[52916] in North American Network Operators' Group
Re: WP: Attack On Internet Called Largest Ever
daemon@ATHENA.MIT.EDU (David Conrad)
Wed Oct 23 11:00:11 2002
Date: Wed, 23 Oct 2002 07:59:37 -0700
From: David Conrad <david.conrad@nominum.com>
To: Greg Pendergrass <greg@band-x.com>, nanog <nanog@merit.edu>
In-Reply-To: <NHEFLBCNBEKGPCFNBKHJGEPFEAAA.greg@band-x.com>
Errors-To: owner-nanog-outgoing@merit.edu
Hi,
On 10/23/02 7:31 AM, "Greg Pendergrass" <greg@band-x.com> wrote:
> It's universally agreed that the articles have mostly been blown out of
> proportion and dramatized, but that doesn't mean that attacks against the
> root servers can't be successful. Future attacks will be stronger and more
> organized.
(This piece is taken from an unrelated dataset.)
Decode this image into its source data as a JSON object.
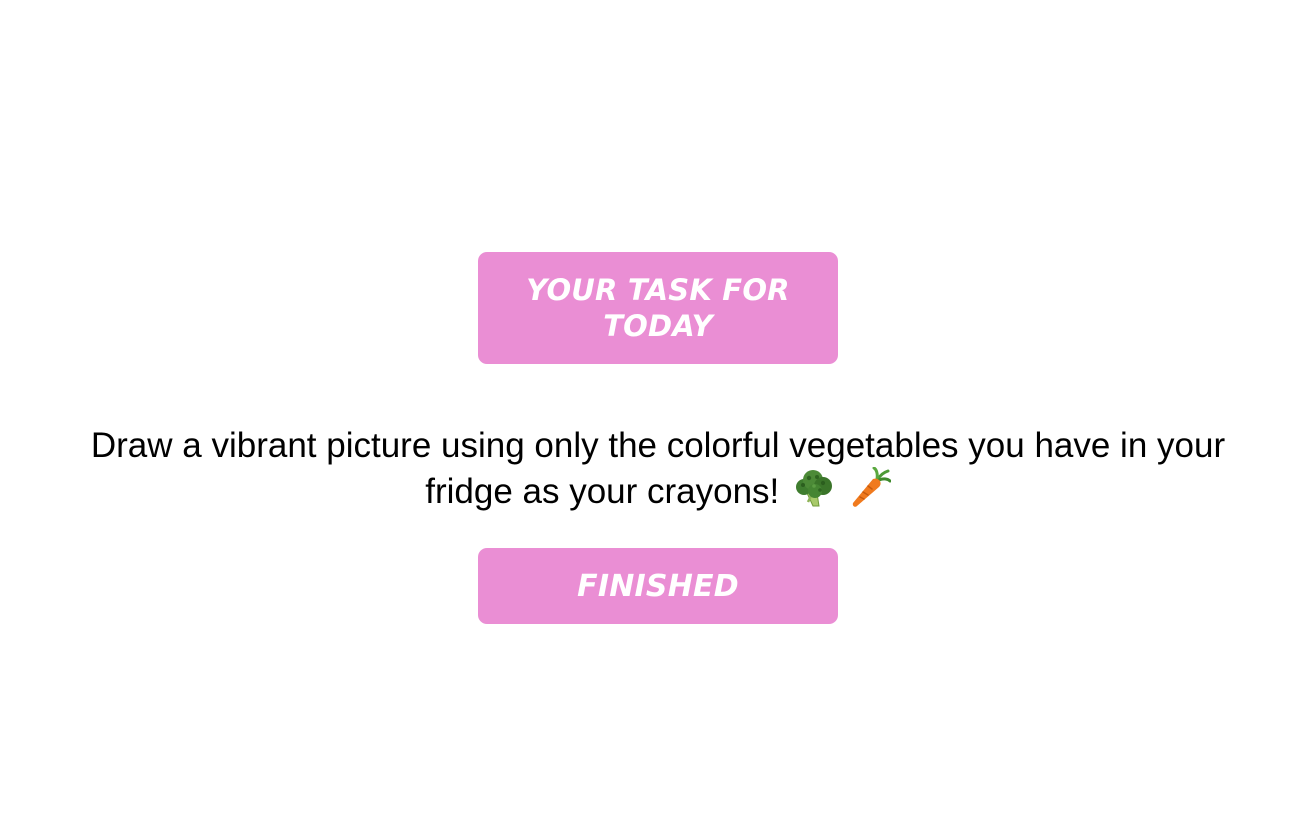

So how do we protect the root servers from future attack?
See RFC3258.
> There has been a lot about what did not happen yesterday, but how about some
> details about what did happen? Was it a ping flood, syn-flood, smurf, or
> some combination of types? Were the zombie machines windows, linux, or both?
> Some of the root servers were affected more than others, why? Was it that
> there was more ddos traffic directed at them, or that they had less hardware
> and network resources?
I'll let others with more direct information answer this.